Among these is the temptation for spectacular, computer generated visual effects that, no matter how much they cost, always look cheap to me. These are also the visual counterpart of Al Pacino’s overacting—which must have been foreseen by whomever had the bright idea of hiring him but is no less irksome for that. Moreover, the moral center of the action, which is Lomax’s resisting the devil’s temptation, is managed—by the cheapest of all cinematic tricks—in such a way as to enable him to fall as well. It’s always more fun to show temptation yielded to than resisted, so the film wants to have it both ways. Thus it also makes its moral points by inviting us to admire the naked flesh not only of the devil’s temptresses (Connie Nielsen and Tamara Tunie) but of Lomax’s hapless wife, Mary Ann (Charlize Theron), who is driven nuts by her husband’s spiritual degradation. All this is for moral purposes only, you understand.

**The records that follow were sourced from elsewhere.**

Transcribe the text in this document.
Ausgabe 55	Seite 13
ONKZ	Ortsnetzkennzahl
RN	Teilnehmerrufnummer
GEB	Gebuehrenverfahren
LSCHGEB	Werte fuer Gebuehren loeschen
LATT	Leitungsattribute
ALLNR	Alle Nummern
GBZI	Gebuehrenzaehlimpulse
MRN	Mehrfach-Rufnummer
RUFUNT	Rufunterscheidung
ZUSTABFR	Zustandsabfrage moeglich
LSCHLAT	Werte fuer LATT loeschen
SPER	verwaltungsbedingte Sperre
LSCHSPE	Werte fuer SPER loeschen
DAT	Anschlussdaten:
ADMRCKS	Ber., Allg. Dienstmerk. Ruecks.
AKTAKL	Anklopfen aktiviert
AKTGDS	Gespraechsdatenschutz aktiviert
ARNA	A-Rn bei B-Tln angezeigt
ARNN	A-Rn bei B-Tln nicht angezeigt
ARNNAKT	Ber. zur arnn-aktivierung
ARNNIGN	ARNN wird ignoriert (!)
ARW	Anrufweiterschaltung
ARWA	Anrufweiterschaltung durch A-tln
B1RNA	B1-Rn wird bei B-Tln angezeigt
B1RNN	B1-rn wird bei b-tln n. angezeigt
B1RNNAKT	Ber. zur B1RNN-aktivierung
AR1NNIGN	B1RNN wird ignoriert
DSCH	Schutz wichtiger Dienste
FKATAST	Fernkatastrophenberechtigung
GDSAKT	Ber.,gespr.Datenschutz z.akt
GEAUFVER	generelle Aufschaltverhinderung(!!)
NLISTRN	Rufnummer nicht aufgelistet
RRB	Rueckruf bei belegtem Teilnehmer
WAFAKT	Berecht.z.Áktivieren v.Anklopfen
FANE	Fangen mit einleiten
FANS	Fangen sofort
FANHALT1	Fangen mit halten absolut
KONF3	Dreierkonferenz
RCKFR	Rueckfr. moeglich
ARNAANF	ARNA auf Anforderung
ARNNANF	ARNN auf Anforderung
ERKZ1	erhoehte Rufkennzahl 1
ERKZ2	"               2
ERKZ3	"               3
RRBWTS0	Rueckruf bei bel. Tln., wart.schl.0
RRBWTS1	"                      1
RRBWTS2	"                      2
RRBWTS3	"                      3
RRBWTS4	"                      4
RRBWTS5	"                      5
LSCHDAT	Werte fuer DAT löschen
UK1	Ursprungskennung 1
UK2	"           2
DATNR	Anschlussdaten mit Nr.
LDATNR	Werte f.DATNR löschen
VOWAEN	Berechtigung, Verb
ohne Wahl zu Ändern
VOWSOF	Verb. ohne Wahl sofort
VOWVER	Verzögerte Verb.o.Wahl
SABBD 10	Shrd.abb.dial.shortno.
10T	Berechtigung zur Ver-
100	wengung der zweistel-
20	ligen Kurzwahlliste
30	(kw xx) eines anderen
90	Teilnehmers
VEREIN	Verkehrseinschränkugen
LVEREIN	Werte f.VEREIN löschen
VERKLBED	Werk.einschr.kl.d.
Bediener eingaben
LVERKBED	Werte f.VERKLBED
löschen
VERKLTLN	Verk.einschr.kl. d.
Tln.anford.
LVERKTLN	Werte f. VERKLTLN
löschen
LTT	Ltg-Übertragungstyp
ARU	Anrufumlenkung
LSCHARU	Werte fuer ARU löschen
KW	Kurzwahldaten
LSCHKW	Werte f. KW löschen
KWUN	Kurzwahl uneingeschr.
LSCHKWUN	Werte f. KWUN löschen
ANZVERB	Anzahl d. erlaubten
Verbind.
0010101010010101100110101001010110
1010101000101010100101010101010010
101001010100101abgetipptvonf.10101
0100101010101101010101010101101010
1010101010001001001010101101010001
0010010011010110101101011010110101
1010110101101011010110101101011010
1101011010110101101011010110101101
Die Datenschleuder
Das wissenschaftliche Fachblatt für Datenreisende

And then there is a twist in the end which allows Lomax, having resisted one, to appear to fall prey to another temptation. Yet both temptations are conceived in such exaggerated form that they make Lomax’s experience too remote from us. The devil should not only be less theatrical, less Grand Guignol, he should also be more subtle in his offers, as he is in real life where people sell their souls for much less than Mr Reeves is offered. It would be nice to think that somebody in Hollywood understood the virtue of understatement, but if anybody actually does, he didn’t work on this picture, which is over the top in every conceivable respect. Even its morality is given an exaggerated presence in the form of Judith Ivey in the role of Lomax’s Bible-bashing mother, whose liaison with the devil while on a trip to NY with the young Baptists in 1966 is supposed to have produced Kevin. Now she considers New York to be the Babylon of Revelation: “Fallen, fallen Babylon the Great. . .It has become a place of demons.”

Yeah, well. If you believe that the authors of this film really believe that, you will believe anything. Thus, they show a fund raising party at NY law offices for Al D’Amato—as himself. Jeffrey Jones as Barzoon, the managing partner in the firm, introduces Lomax to the room full of people by saying: “Here they are: the top of the food chain, and dinner is served.” Later Don King appears as a personal friend of the devil. The whole thing is a joke to these celebrities, as it is to the filmmakers. “Welcome to Babylon, mom,” says Lomax when his mother comes to visit him. I don’t see how you can leave this joke in and still have the movie come out looking as if it meant a single word it says about resisting the devil.